LAWS(KER)-2006-6-62

RAVEENDRAN NAMBIAR Vs. PRABHAKARAN

Decided On June 20, 2006
RAVEENDRAN NAMBIAR Appellant
V/S
PRABHAKARAN Respondents

JUDGEMENT

(1.) Exts. P5 and P6 orders are under challenge in this Writ Petition. Ext. P5 is an order passed under Section 85(1) of the Factories Act making all sections of the Factories Act, 1948 except Section 6(i)(a), (aa)(b) and (c) applicable to manufacturing process in crushing of animal bone including bone meals and other manure industries as a result of which, irrespective of the number of persons working, places engaged in those manufacturing processes shall be deemed to be a factory for the purposes of the Factories Act and the owner shall be deemed to be the occupier and any person working therein a worker. Ext. P6 is the order passed by the appellate authority under the Payment of Gratuity Act, 1972 by which the appellate authority reversed Ext. P1 order of the District Labour Officer, Kannur and directing the petitioner herein, who is the employer to the 1st respondent-employee to pay gratuity under the Payment of Gratuity Act by virtue of Ext.P5 despite the fact that petitioner employed only less than ten persons in his establishment. The facts are not in dispute in this Writ Petition.

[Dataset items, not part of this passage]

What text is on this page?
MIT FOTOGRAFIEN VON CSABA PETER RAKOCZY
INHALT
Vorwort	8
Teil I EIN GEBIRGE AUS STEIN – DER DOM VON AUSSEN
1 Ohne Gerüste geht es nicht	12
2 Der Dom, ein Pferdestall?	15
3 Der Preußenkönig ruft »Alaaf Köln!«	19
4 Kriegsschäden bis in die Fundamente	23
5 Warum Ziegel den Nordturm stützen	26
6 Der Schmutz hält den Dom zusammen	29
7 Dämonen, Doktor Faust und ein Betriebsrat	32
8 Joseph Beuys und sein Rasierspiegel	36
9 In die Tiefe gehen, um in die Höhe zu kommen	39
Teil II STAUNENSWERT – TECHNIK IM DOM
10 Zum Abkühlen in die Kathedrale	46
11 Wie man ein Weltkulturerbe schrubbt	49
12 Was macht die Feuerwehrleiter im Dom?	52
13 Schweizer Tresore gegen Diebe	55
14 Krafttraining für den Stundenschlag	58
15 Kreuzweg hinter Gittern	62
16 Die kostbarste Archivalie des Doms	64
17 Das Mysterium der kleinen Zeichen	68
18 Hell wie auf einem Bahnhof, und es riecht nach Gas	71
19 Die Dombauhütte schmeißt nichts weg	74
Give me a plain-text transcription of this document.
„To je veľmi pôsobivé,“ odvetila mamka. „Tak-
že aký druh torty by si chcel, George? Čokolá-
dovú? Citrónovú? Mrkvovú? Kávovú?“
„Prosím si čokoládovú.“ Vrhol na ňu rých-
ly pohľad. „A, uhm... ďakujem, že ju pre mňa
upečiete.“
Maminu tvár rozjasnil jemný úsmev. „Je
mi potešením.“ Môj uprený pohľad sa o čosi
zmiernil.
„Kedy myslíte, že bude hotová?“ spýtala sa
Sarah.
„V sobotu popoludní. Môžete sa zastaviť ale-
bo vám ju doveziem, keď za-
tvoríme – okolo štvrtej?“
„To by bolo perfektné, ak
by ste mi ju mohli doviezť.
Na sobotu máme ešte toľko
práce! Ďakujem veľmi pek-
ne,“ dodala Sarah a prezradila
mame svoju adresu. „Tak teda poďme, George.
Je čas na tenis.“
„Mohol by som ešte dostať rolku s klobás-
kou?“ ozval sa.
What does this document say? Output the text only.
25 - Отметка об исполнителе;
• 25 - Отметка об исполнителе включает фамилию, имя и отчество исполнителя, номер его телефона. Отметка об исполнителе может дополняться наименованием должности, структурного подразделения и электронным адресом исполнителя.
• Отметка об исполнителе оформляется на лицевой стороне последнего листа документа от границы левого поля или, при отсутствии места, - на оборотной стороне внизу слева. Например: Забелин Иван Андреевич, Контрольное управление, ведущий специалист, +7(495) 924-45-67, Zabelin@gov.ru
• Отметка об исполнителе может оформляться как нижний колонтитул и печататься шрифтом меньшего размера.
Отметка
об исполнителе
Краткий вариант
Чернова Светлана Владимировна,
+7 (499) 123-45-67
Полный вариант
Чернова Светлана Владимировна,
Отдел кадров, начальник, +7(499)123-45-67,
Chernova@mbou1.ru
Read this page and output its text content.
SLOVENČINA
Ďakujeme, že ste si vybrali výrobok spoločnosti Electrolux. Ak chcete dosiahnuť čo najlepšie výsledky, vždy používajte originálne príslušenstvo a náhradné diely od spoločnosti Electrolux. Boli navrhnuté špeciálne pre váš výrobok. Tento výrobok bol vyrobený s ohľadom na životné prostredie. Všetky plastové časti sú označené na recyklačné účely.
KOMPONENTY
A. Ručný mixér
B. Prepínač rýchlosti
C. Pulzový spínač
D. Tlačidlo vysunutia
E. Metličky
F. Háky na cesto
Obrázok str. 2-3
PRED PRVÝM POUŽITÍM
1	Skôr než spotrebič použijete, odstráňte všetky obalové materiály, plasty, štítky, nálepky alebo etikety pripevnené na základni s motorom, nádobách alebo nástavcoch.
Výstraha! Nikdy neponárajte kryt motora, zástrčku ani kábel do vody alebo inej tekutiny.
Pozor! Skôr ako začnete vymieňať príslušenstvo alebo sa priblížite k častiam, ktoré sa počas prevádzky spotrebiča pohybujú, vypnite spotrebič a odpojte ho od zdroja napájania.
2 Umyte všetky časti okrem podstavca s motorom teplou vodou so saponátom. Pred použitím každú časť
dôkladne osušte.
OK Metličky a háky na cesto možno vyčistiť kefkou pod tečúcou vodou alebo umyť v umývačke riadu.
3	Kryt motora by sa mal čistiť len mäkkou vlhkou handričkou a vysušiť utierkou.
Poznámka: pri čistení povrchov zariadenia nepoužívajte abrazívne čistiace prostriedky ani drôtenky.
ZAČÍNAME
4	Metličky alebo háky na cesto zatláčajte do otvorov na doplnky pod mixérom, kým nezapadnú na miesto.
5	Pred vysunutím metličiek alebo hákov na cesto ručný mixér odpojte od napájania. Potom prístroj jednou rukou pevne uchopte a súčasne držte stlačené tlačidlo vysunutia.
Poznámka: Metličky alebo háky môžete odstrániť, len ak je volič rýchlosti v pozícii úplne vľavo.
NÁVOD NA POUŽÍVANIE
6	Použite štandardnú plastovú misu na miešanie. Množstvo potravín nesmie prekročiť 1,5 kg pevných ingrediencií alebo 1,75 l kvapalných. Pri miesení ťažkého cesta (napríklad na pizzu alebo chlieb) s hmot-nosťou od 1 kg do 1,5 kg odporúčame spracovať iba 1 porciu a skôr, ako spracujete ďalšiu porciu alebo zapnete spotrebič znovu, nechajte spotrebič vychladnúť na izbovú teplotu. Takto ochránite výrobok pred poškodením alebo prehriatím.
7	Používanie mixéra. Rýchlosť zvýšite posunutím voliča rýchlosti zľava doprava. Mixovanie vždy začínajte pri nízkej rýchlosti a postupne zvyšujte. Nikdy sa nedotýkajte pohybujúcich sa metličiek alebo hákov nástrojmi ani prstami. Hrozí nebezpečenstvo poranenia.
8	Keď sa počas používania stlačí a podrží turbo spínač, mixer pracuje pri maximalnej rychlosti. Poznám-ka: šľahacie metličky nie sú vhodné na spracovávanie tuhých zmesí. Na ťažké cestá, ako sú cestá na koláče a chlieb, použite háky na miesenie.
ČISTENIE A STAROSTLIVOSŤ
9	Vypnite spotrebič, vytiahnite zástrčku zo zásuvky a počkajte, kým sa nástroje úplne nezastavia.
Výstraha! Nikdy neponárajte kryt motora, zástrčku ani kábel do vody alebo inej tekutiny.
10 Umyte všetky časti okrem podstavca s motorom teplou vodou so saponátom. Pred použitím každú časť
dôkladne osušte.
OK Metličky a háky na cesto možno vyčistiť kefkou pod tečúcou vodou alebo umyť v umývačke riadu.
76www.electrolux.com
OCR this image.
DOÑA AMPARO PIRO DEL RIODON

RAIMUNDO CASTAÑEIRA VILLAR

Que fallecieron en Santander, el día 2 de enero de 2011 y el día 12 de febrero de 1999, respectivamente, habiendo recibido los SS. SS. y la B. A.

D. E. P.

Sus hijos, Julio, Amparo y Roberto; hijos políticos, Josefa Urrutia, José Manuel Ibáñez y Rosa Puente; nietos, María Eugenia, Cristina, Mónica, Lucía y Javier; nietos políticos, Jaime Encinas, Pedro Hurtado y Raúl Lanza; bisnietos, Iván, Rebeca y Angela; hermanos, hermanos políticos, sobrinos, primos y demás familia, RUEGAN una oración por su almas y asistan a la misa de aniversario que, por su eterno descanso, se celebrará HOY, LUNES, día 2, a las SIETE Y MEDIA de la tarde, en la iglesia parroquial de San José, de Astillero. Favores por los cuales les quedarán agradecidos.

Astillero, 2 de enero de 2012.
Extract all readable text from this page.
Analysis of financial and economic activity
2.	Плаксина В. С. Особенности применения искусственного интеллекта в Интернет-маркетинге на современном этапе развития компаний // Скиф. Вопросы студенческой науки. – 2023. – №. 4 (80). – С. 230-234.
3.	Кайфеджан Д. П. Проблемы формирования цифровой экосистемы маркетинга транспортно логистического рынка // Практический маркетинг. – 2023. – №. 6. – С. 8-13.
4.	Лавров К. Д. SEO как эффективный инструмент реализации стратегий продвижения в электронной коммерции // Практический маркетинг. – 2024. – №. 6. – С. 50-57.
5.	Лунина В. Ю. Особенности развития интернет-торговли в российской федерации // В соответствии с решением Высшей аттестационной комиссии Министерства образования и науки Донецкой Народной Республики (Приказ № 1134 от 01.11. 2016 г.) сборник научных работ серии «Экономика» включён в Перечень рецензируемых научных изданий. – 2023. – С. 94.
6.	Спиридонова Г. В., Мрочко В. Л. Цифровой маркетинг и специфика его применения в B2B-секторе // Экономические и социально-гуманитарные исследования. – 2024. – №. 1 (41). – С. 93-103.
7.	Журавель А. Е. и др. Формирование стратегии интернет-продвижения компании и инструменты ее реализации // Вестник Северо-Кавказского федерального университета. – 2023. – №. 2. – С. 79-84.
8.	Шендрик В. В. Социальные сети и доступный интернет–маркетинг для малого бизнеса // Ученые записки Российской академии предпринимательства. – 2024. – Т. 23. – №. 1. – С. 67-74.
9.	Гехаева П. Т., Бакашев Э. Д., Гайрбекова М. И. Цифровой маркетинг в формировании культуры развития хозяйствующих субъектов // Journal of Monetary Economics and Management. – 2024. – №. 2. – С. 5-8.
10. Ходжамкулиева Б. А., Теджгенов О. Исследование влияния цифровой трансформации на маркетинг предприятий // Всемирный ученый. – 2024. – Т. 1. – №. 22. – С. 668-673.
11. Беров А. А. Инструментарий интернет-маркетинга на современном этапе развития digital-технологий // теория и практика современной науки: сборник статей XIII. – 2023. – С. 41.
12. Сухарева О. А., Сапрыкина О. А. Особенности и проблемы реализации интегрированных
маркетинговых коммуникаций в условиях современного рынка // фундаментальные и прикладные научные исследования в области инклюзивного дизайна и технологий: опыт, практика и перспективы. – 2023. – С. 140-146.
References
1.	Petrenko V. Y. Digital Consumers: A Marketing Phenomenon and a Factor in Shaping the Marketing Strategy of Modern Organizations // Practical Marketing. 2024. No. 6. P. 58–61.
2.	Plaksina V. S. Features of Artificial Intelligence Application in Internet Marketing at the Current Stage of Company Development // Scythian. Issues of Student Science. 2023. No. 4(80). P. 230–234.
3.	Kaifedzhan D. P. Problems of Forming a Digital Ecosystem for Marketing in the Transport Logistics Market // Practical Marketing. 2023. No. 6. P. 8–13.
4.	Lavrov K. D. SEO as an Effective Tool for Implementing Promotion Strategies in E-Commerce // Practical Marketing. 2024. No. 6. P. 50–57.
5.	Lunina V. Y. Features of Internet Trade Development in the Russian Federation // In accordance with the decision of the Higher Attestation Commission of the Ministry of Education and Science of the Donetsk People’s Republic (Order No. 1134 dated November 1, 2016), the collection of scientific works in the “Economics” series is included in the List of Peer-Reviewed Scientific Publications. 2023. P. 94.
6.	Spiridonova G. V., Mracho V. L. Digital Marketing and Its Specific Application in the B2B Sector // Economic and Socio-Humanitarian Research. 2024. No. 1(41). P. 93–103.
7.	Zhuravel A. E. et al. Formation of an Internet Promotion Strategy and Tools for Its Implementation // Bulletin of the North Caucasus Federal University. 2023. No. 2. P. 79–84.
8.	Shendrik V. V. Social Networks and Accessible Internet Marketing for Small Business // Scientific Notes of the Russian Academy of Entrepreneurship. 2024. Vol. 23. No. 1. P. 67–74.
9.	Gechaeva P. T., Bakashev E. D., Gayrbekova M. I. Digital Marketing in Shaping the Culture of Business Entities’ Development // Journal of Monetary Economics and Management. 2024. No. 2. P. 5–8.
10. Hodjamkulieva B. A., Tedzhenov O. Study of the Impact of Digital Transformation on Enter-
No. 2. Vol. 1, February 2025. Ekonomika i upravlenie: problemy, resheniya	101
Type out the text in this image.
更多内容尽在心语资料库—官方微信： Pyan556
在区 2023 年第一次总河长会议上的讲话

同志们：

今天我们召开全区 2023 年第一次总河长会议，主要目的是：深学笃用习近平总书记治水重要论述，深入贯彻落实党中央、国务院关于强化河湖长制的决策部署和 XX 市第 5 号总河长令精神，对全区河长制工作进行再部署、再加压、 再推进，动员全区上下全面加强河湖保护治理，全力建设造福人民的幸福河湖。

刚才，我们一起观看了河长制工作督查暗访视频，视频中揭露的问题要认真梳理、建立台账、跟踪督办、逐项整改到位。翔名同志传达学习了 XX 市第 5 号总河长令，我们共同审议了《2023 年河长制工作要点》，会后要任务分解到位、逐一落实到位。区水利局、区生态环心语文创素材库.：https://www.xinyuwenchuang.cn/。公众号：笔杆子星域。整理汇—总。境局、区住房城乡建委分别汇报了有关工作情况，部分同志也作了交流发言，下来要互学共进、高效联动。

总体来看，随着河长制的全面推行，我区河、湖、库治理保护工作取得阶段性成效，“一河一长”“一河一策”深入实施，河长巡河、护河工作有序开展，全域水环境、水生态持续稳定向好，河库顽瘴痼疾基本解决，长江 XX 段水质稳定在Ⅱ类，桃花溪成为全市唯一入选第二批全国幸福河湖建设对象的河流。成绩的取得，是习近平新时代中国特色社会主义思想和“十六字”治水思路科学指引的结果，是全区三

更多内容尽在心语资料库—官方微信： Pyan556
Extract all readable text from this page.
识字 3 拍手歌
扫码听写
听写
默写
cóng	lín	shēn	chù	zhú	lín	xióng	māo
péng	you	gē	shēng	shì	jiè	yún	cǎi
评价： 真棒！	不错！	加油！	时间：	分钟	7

(2.) The petitioner-employer does not employ sufficient employees to come within the purview of Payment of Gratuity Act or the Factories Act. However, by virtue of the deeming provision contained in Section 85(2) of the Factories Act, the petitioner was held to be a factory and therefore liable to pay gratuity to its workmen. The contention of the petitioner is that since the definition of 'factory' in the Factories Act is a definition by incorporation in Section 2(g) of the Payment of Gratuity Act, 1972, the Payment of Gratuity Act can be made applicable to only those factories, which come within the definition of 'factory' in the Factories Act as on the date of coming into force of Payment of Gratuity Act in 1972 and not thereafter The petitioner submits that at the time of coming into force of the Payment of Gratuity Act, 1972, petitioner's establishment was not a factory and, therefore, the Payment of Gratuity Act cannot be made applicable to the petitioner's establishment. Petitioner points out that Ext. P5 notification was issued only on 18-10-1993. As such, on the date of coming into force of the Payment of Gratuity Act in 1972, the petitioner's establishment was not a factory or a deemed factory as defined under the Factories Act, and, therefore, the said Act cannot be held to be applicable to the petitioner's establishment. Petitioner also specifically refers to Section 14 of the Payment of Gratuity Act by which Payment of Gratuity Act overrides all other enactments, instrument or contract having effect by virtue of any enactment other than the Payment of Gratuity Act meaning thereby that unless the Payment of Gratuity Act is suitably amended to rope in the petitioner's establishment, despite Ext. P5 that Act cannot be held to be applicable to the petitioner's establishment. Petitioner, therefore, contends that Ext. P6 order by which the petitioner was directed to pay gratuity to the 1st respondent is illegal and unsustainable.

(3.) I have heard the learned Counsel for the petitioner, and the learned Counsel for the 1st respondent as also the learned Government Pleader appearing for the 3rd respondent-appellate authority under the Payment of Gratuity Act.